13. Concentration: Growth through concentration is when expansion occurs in the same business area. Since the limits to grow in a domestic market, some Canadian firms are expanding their businesses into markets south of the border and throughout the world. Tim Hortons, Canadian Tire, and Roots all use growth strategies while not forgetting about their primary business

14. Transnational Strategy: Balancing out the efficiencies in global operations and its response from the local market. Firms following this strategy try to be not known well nationally and try to blend in with the global economy to fully tap its business potential. For example, Ford, draws upon the designs, distribution, and manufacturing expertise to make car "platforms" that are changed for regional taste efficiently.

15. Multi-Domestic Strategy: When products and advertising for them are customized as much as possible to best fit the local needs in different countries/regions. McDonald's is a company that changes the food on its menu to best fit the local needs such as having a junior chicken being served as a sandwich in North America but a tandoori chicken sandwich being served in India.

16. Globalization Strategy: Seeing how differently products are developed and advertised worldwide. Firms that use this strategy see the world as one big market, a company that utilizes this strategy is Gillette. They make their latest razors and sell them around the world and advertised the same way globally, with the assumption they had that everyone wants the same thing.
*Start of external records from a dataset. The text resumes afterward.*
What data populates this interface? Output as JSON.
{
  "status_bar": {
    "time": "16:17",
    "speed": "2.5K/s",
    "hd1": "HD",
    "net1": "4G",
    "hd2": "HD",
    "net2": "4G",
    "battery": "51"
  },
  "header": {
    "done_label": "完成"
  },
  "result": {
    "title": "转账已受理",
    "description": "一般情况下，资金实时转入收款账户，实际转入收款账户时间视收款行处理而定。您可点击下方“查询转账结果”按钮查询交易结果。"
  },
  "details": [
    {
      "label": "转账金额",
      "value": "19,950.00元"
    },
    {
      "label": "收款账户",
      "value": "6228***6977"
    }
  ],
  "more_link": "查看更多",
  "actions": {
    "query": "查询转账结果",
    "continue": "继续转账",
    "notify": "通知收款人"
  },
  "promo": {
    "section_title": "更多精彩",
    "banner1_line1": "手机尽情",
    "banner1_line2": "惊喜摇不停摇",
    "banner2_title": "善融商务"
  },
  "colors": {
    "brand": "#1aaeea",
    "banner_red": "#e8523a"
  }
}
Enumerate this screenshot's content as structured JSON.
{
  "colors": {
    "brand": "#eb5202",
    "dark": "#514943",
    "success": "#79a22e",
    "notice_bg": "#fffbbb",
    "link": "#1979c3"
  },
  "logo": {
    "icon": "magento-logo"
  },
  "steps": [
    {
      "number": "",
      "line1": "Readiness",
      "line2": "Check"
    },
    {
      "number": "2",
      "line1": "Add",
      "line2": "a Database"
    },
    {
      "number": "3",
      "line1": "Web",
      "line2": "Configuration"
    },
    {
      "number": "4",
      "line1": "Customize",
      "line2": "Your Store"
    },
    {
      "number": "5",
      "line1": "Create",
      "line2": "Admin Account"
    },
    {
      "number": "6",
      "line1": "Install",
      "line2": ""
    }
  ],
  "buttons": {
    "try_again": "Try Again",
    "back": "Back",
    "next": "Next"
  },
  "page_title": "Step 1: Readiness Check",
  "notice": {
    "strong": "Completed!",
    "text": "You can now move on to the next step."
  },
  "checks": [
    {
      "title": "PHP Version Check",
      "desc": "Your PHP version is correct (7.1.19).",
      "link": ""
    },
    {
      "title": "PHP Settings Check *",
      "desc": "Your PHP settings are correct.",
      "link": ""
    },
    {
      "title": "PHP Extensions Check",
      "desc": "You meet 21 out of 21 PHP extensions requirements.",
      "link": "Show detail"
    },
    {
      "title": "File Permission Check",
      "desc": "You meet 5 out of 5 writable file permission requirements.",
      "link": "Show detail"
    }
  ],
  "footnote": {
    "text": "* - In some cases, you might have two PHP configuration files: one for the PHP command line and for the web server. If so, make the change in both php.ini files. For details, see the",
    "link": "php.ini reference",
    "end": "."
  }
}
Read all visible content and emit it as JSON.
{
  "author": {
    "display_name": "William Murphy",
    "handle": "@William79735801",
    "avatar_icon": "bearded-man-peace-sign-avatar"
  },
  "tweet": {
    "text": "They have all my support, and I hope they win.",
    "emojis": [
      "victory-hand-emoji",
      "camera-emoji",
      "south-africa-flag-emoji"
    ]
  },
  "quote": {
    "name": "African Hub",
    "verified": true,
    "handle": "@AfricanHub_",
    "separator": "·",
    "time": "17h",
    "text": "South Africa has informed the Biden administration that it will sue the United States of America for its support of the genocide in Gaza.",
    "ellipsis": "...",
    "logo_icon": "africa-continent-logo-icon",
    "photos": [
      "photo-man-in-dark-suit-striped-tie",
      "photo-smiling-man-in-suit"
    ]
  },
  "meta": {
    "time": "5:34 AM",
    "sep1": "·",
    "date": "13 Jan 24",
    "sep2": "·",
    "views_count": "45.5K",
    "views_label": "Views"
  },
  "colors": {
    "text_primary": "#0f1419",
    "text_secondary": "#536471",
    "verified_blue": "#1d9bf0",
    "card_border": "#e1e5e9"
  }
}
17. Growth and Diversification Strategies: Growth is one of the most popular strategies because it is seen as essential for long-run survival in some industries and because organizations have a variety of options to choose from in how to pursue their growth.

18. Co-Operative Strategy: When two or more organizations make joint ventures that are common for both companies in international business.

19. E-Business Strategies: Strategically using the Internet to gain some form of competitive advantage

20. Global Strategies: When a firm approaches the global economy and the different risks it took along with the opportunities it received. Grand or master strategy for growth is used with the support of a global strategy.

21. Restructuring and Divestiture: When organizations are suffering trouble such as from a bad economy or too much growth/diversification, the organization makes its new goal to be renewal.

22. Grand or Master: Corporate-level strategies begin here, and are generally known as the growth, stability, renewal, and combination strategies. These strategies indicate the time period over which long-range objectives are to be achieved.